Am Nachmittag ist eine weitere Abstimmungen zu Artikel 4 des Wahlgesetzes geplant. Am kommenden Montag soll das Gesetz dann endgültig verabschiedet werden, damit es ab Juli 2016 in Kraft treten kann. „Die Vertrauensfrage an das Wahlgesetz zu knüpfen, ist eine Geste der Seriosität gegenüber der Bürger“, sagte Ministerpräsident Matteo Renzi nach Angaben der Medien. „Wird Italicum abgewiesen, geht das Parlament nach Hause“, so Renzi.
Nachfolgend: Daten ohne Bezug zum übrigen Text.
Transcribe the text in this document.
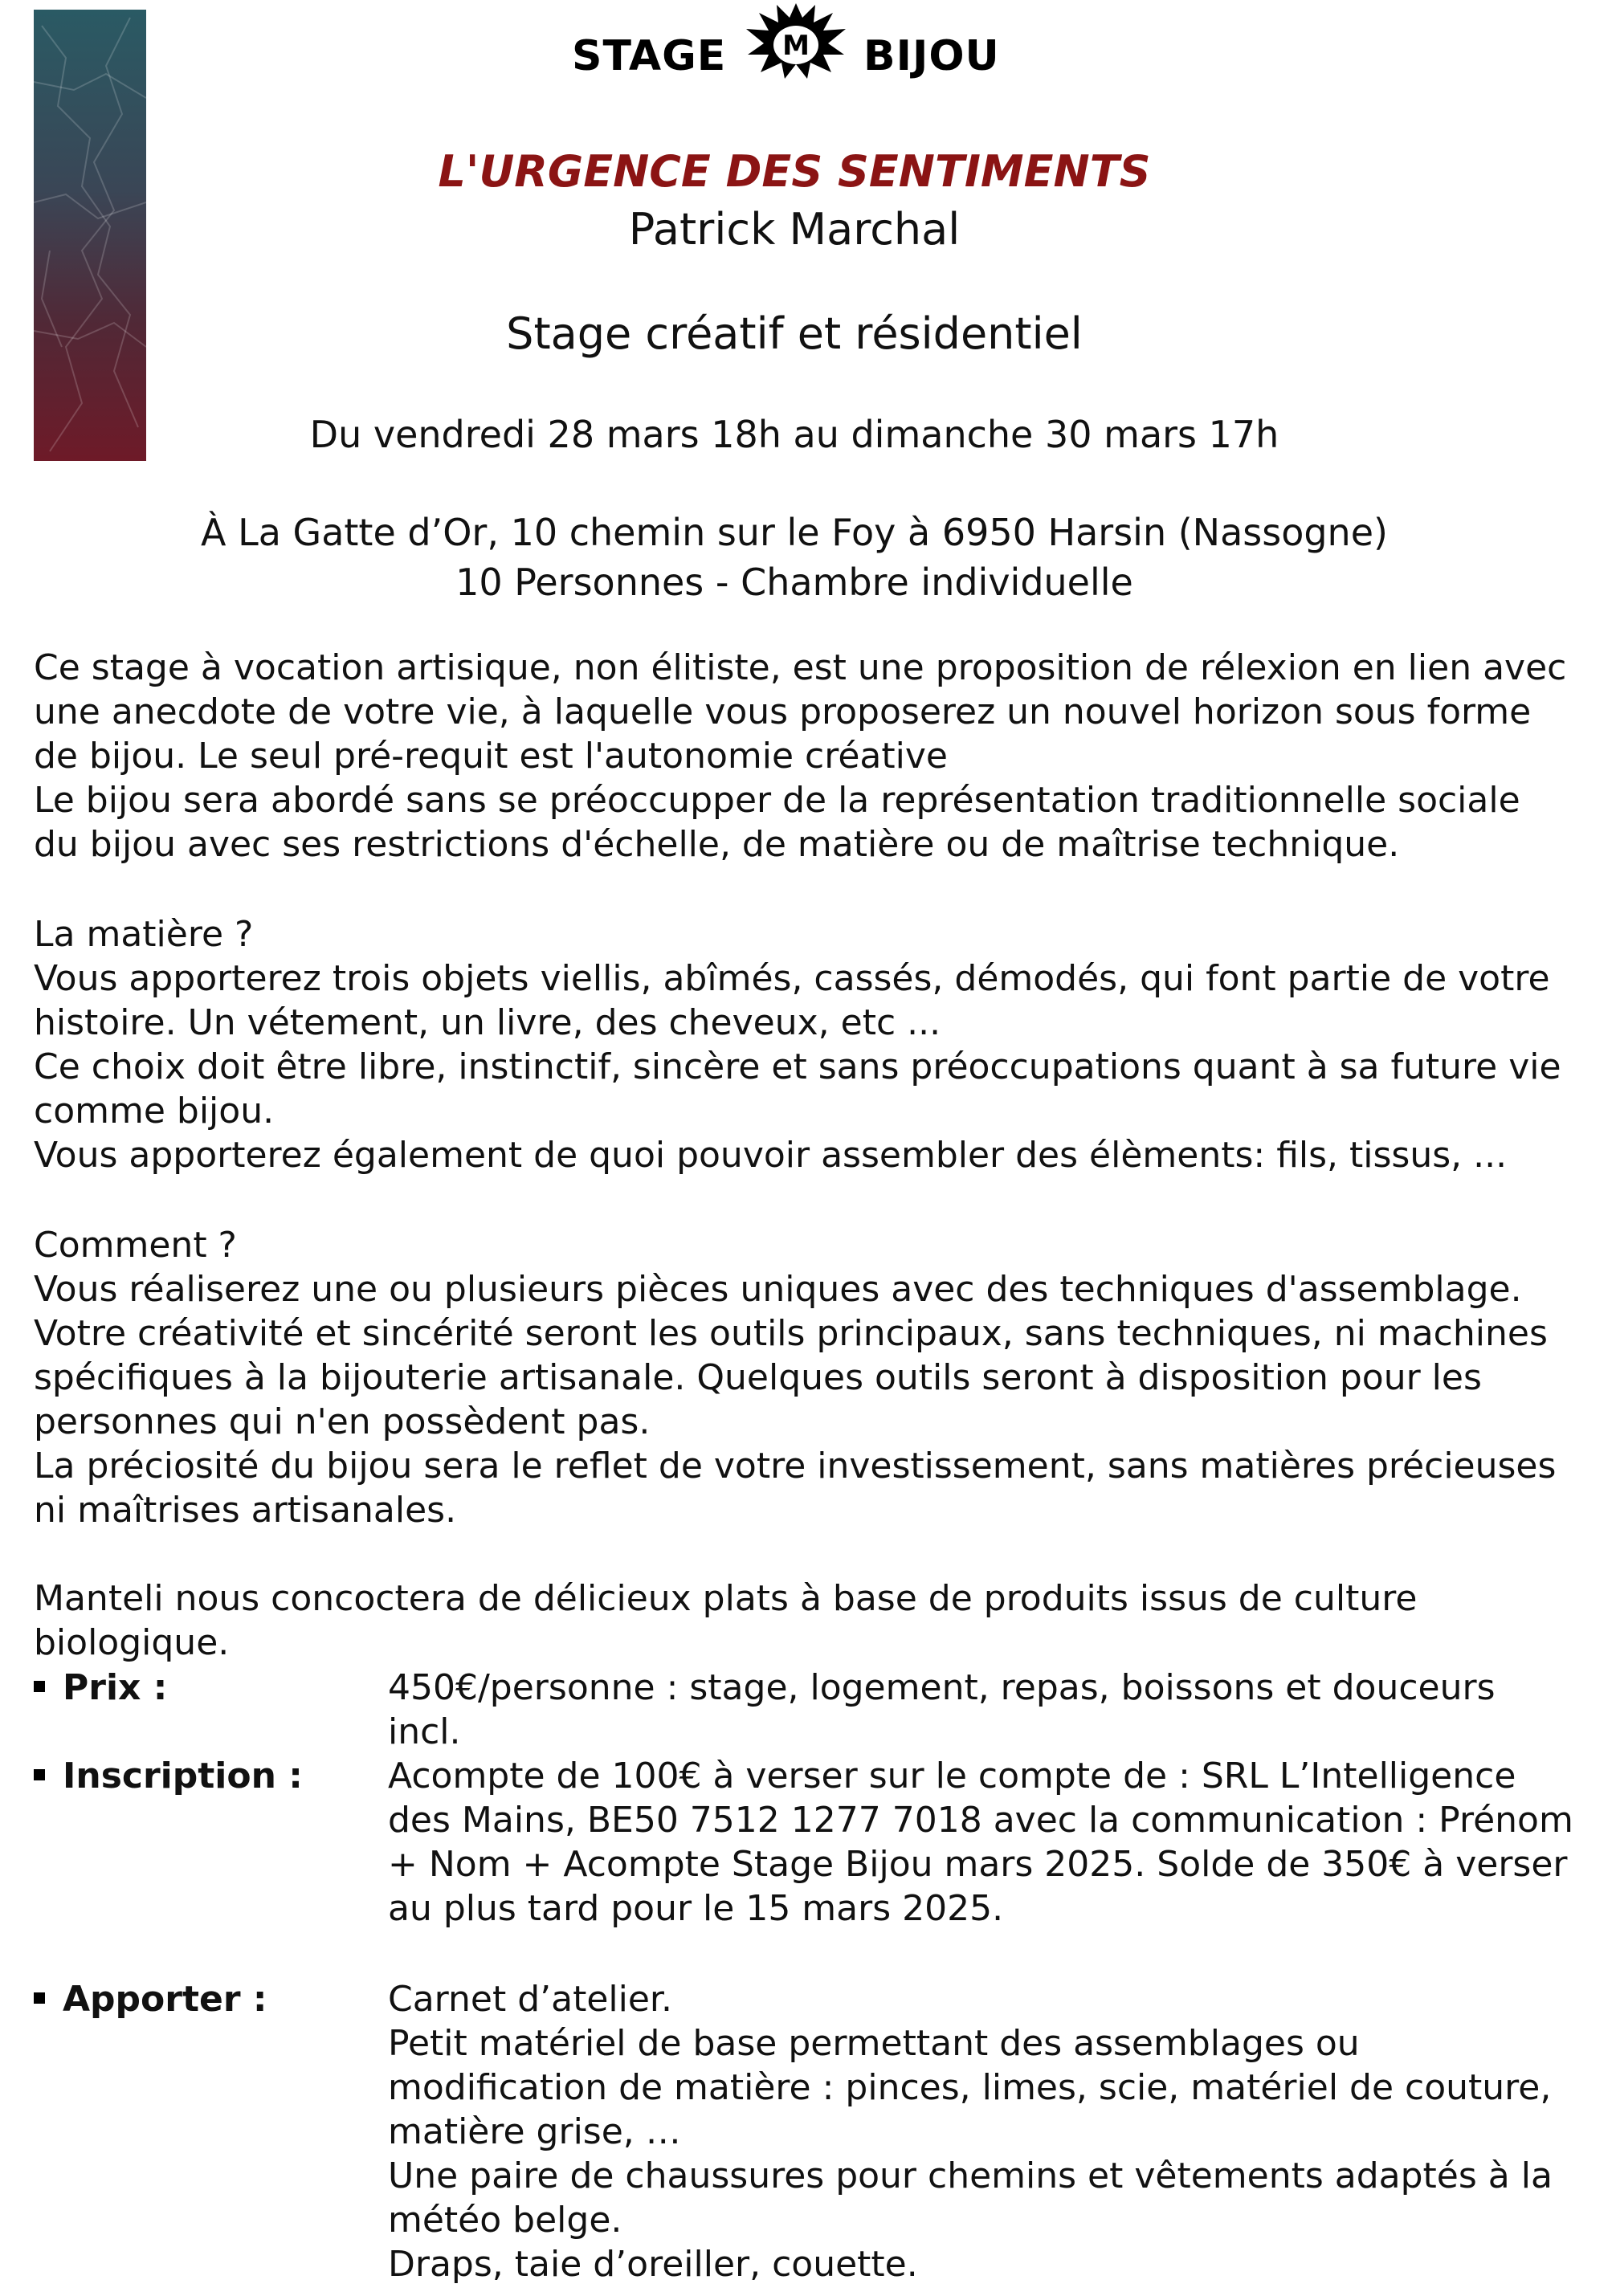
STAGE M BIJOU
L'URGENCE DES SENTIMENTS
Patrick Marchal
Stage créatif et résidentiel
Du vendredi 28 mars 18h au dimanche 30 mars 17h
À La Gatte d’Or, 10 chemin sur le Foy à 6950 Harsin (Nassogne)
10 Personnes - Chambre individuelle

Ce stage à vocation artisique, non élitiste, est une proposition de rélexion en lien avec une anecdote de votre vie, à laquelle vous proposerez un nouvel horizon sous forme de bijou. Le seul pré-requit est l'autonomie créative

Le bijou sera abordé sans se préoccupper de la représentation traditionnelle sociale du bijou avec ses restrictions d'échelle, de matière ou de maîtrise technique.

La matière ?

Vous apporterez trois objets viellis, abîmés, cassés, démodés, qui font partie de votre histoire. Un vétement, un livre, des cheveux, etc ...

Ce choix doit être libre, instinctif, sincère et sans préoccupations quant à sa future vie comme bijou.

Vous apporterez également de quoi pouvoir assembler des élèments: fils, tissus, ...

Comment ?

Vous réaliserez une ou plusieurs pièces uniques avec des techniques d'assemblage.

Votre créativité et sincérité seront les outils principaux, sans techniques, ni machines spécifiques à la bijouterie artisanale. Quelques outils seront à disposition pour les personnes qui n'en possèdent pas.

La préciosité du bijou sera le reflet de votre investissement, sans matières précieuses ni maîtrises artisanales.

Manteli nous concoctera de délicieux plats à base de produits issus de culture biologique.
Prix :	450€/personne : stage, logement, repas, boissons et douceurs incl.
Inscription : Acompte de 100€ à verser sur le compte de : SRL L’Intelligence des Mains, BE50 7512 1277 7018 avec la communication : Prénom + Nom + Acompte Stage Bijou mars 2025. Solde de 350€ à verser au plus tard pour le 15 mars 2025.
Apporter :	Carnet d’atelier.

Petit matériel de base permettant des assemblages ou modification de matière : pinces, limes, scie, matériel de couture, matière grise, …

Une paire de chaussures pour chemins et vêtements adaptés à la météo belge.

Draps, taie d’oreiller, couette.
Nachdem das neue Wahlgesetz ein knappes Jahr lang debattiert wurde, hatte der italienische Senat die Wahlrechtsreform bereits Ende Januar abgesegnet – auch mit den Stimmen der Opposition. Dies war allerdings vor der Wahl des neuen italienischen Staatspräsidenten, als der „Nazareno-Pakt“ zwischen Renzi und Berlusconi noch Bestand hatte. Seitdem kann Renzi nicht ohne weiteres auf die Unterstützung der „Forza Italia“ zählen und auch im eigenen Lager stößt er mit seinem Führungsstil und seinen Inhalten zunehmend auf Widerstand.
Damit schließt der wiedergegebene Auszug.